# Happy 4TH to all the knuts south of the 49th!



## PierreRodrigue (Jul 4, 2013)

I know there are a couple hours left prior to the "official commencing" of 4th of July celebrations, but I would like to take a but and wish you all a Happy 4TH!! Now lets see some grilling pictures! :grilling:


----------



## Pensacola Tiger (Jul 4, 2013)

Thanks, Pierre!


----------



## echerub (Jul 4, 2013)

Happy Fourth of July!


----------



## Zwiefel (Jul 4, 2013)

I thought i was the only one using such antiquated phrases as that, thanks for the reinforcement, eh?


----------



## Keith Sinclair (Jul 4, 2013)

Thanks Pierre,me & my sweety are going to watch the fireworks off Waikiki:biggrin:


----------



## apicius9 (Jul 4, 2013)

No grilling for me, I will be moving. Never sure if I should celebrate, what side were the Germans on again?  But to everyone else, Happy Holiday!

Stefan


----------



## panda (Jul 4, 2013)

chicken thighs and baby back ribs pre-4thofjuly. no pics, it got devoured too quick. happy grilling everyone!! stay safe, no fingers lopped off.


----------



## kalaeb (Jul 4, 2013)

Happy 4th, be safe.


----------



## Dream Burls (Jul 4, 2013)

Happy Fourth everyone. Stay safe and bless us all.


----------



## skiajl6297 (Jul 4, 2013)

Firing up some pork shoulder baked beans, bicolor corn and back yard zucchini! Stupid beer store not open yet! Happy 4th all!


----------



## bkdc (Jul 4, 2013)

I'm commemorating this fine day by working. Happy 4th to you all.
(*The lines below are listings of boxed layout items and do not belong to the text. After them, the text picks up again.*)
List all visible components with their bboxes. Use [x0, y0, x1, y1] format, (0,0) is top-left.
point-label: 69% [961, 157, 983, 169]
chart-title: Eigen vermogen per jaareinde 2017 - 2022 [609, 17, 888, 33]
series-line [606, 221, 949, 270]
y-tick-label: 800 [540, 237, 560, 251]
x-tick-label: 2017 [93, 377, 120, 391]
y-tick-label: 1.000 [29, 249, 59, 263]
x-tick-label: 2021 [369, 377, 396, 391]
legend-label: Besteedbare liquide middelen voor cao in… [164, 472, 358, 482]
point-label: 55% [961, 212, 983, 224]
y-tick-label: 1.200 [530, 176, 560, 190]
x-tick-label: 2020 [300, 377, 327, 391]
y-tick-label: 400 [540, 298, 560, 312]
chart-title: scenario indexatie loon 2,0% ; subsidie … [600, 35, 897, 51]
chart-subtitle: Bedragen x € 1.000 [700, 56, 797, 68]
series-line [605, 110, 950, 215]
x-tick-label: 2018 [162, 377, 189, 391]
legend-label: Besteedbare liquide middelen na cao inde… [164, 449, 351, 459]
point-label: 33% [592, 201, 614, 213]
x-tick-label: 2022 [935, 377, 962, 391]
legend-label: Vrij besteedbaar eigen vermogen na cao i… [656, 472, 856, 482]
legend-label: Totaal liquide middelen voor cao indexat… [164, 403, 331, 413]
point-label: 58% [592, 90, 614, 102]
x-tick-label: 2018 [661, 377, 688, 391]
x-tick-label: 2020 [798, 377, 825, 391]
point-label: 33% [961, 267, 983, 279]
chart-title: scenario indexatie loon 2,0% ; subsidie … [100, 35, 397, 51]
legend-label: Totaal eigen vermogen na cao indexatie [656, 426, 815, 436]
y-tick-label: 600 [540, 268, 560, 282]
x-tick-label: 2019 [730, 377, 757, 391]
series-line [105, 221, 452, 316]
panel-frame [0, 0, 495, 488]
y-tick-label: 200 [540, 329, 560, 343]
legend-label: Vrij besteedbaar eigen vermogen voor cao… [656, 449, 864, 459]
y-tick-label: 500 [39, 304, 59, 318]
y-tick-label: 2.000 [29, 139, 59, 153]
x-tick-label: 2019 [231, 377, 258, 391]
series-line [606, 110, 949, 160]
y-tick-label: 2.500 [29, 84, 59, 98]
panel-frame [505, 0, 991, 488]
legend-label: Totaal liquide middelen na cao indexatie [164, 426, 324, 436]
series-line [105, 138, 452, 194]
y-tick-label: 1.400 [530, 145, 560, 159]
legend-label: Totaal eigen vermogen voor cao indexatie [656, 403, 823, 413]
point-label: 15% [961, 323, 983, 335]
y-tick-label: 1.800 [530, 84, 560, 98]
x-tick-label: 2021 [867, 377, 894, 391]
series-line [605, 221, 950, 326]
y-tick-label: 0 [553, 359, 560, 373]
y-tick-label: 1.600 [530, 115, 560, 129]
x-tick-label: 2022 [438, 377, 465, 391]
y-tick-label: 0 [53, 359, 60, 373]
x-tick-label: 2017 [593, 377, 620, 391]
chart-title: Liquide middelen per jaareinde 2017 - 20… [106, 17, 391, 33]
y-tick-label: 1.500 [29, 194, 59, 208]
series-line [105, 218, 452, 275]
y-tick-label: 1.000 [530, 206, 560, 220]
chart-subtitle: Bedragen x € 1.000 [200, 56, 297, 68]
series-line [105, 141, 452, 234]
Hopefully it's full of family, friends, and good food.


----------



## Benuser (Jul 4, 2013)

Enjoy your Fourth of July, guys, and take care.


----------



## Lucretia (Jul 4, 2013)

Thanks, Pierre! and happy 4th, everyone!















​


----------



## Lefty (Jul 4, 2013)

Happy Fourth, everyone! Fire up those grills!


----------



## PierreRodrigue (Jul 4, 2013)

Lucretia said:


> Thanks, Pierre! and happy 4th, everyone!
> 
> 
> 
> ...



Nice! You are the definition of culinary temptress now arn't you! That looks awesome!


----------